For the tourism industry, visitor arrivals recorded a single digit fall in July but the drop steepened to almost 37% in August and September. The situation in October gets even worse as a sharp fall of 50% was recorded in the first half of the month. Average hotel room occupancy rate in August fell by 28 percent points to 66%. Although the latest data for September and October is yet available, the tourism sector said that the situation is now the worst since the SAR outbreak in 2003. The room occupancy rate for hotels located in areas seriously affected by demonstrations was astonishingly low.

For the retail sector, some retailers expressed that in recent months their shops were forced to close earlier or even for the whole day. Staff has to worry about their personal safety and travel arrangements. The decrease in total retail sales volume enlarged from 13.1% in July to 25.3% in August.
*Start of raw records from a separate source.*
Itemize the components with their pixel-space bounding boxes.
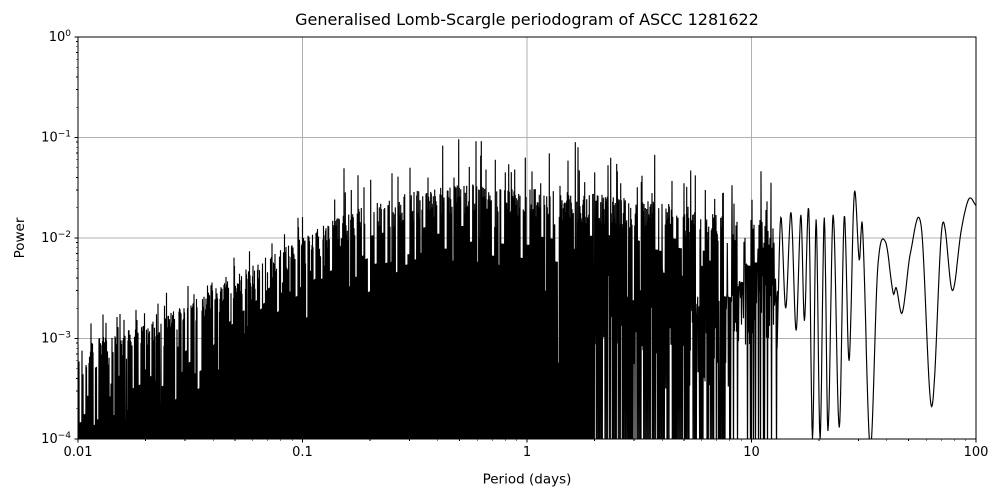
- y-axis-label: Power: [12, 217, 28, 258]
- y-tick-label: 100: [49, 29, 72, 45]
- data-series: [78, 139, 976, 439]
- x-axis-label: Period (days): [483, 472, 572, 488]
- y-tick-label: 10−1: [41, 130, 71, 146]
- x-tick-label: 0.1: [292, 445, 313, 460]
- x-tick-label: 100: [964, 445, 989, 460]
- y-tick-label: 10−3: [41, 331, 71, 347]
- x-tick-label: 0.01: [64, 445, 93, 460]
- chart-title: Generalised Lomb-Scargle periodogram of …: [295, 10, 759, 29]
- x-tick-label: 1: [523, 445, 531, 460]
- periodogram-line: [78, 139, 976, 439]
- axis-ticks: [74, 36, 977, 443]
- x-tick-label: 10: [743, 445, 760, 460]
- y-tick-label: 10−2: [41, 230, 71, 246]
This registered the steepest year-on-year decline for a single month on record.

The Hong Kong SME Leading Business Index indicates a significant drop in SMEs' confidence in the business environment. The Government will try our very best to support the economy and safeguard employment.
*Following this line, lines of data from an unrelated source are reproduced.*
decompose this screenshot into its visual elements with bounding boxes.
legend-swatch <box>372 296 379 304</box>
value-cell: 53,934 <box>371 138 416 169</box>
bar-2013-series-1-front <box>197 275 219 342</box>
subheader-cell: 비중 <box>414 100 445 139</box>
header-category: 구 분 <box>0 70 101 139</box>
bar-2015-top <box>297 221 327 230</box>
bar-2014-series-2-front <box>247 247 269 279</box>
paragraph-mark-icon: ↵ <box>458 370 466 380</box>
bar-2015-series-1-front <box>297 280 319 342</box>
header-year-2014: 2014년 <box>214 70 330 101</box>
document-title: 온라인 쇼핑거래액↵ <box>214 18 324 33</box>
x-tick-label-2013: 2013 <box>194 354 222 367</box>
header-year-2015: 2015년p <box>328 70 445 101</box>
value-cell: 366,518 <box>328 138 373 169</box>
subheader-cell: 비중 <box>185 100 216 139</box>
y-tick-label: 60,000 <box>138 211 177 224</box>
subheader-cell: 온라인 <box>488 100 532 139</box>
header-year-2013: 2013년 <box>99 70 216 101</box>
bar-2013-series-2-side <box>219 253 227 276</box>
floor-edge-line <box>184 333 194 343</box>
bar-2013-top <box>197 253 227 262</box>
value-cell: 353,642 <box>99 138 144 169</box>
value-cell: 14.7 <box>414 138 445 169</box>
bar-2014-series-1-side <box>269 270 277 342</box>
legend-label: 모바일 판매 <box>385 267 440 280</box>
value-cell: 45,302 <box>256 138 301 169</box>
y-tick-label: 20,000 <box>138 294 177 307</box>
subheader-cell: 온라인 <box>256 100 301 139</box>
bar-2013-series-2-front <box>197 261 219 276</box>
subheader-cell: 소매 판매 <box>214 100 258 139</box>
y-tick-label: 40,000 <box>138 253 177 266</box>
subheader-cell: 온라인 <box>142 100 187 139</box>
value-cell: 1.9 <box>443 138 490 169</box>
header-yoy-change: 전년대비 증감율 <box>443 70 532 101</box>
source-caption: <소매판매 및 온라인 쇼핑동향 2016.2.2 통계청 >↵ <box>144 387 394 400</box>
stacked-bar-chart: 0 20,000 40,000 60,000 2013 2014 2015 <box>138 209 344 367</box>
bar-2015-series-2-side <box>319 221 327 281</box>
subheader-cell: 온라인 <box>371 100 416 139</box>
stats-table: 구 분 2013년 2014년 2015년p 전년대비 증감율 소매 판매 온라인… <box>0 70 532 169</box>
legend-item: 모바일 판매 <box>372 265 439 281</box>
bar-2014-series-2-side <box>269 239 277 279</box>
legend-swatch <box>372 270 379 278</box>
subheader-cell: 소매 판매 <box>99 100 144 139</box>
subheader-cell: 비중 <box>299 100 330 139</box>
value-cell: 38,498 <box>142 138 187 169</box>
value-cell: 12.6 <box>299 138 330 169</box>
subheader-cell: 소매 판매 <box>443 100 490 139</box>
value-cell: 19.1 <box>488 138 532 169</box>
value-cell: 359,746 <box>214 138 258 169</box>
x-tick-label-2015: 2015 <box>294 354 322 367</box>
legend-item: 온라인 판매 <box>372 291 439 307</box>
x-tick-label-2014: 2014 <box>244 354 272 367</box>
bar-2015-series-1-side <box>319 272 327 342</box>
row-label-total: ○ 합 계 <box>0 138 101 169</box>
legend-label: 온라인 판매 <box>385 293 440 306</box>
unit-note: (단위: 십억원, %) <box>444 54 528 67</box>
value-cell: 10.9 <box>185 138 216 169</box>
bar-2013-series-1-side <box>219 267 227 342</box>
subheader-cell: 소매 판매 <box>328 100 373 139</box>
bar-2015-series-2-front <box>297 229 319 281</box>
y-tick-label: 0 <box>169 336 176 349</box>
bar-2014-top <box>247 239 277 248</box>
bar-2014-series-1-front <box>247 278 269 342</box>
Last week, I announced a new round of measures to support enterprises and safeguard jobs. This is the third round of measures since mid- August costing about $2 billion in total with a specific focus on sectors being directly hard-hit. The measures included, (1) providing fuel subsidy for the transport trade for six months or a one-off fuel subsidy. This will cost about $1,365 million and benefit around 61 000 taxi/red minibus drivers, 180 public transport operators, and owners of 130 000 commercial vehicles and vessels; (2) providing a one-off survey fee subsidy for local commercial marine vessels. This will cost about $16.5 million and benefit around 6 300 local commercial marine vessels, and (3) extending the coverage of the rental concession to public car parks, supermarkets, retail stores and light refreshment kiosks, etc. leased by the Government Property Agency.

For the hard-hit tourism sector, we hope to safeguard the jobs of over 6 000 tour guides and 17 000 more tour managers through our support to the operation of travel agencies. The Hong Kong Tourism Board and the Travel Industry Council of Hong Kong will launch a 4-month cash incentive scheme under which travel agents will get cash incentive for each inbound overnight visitor and every agent can receive up to $60,000.
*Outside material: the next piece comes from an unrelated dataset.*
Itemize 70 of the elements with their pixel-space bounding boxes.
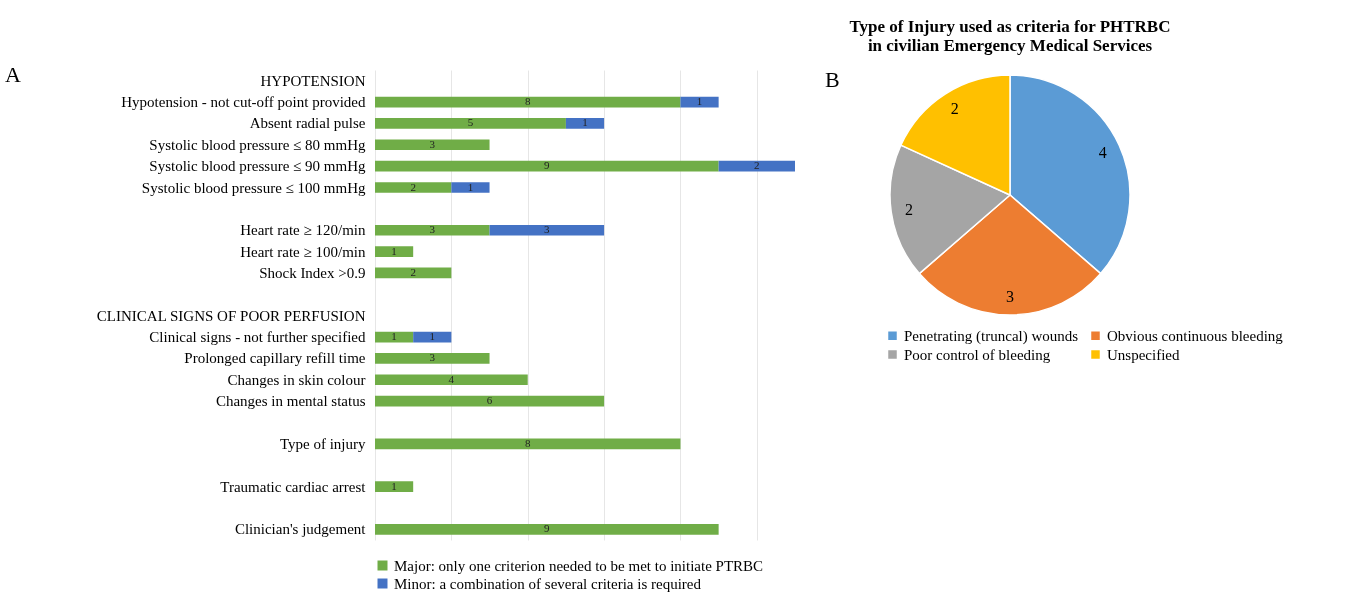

We will continue to closely monitor developments on both the external and local fronts and formulate further relief measures. Yet, these supporting measures could only slightly alleviate pressure of the trade and citizens. After all, to fundamentally address the issue, we need concerted effort of the community to stop the violence, stop damaging transport infrastructure, targeted shops, banks or organisations; stop attacking people with different views, and stop any attempt for "mutual destruction". We need to restore social order, resume normal living of citizens and businesses operation, and create more rooms for rational dialogue. Our society and economy need breathing and healing spaces and a chance to start afresh. For the benefit of Hong Kong, our home, please set aside disputes, return to rational dialogue and find a way out. Only by doing so, we can study in detail and response to various demands and contradictions.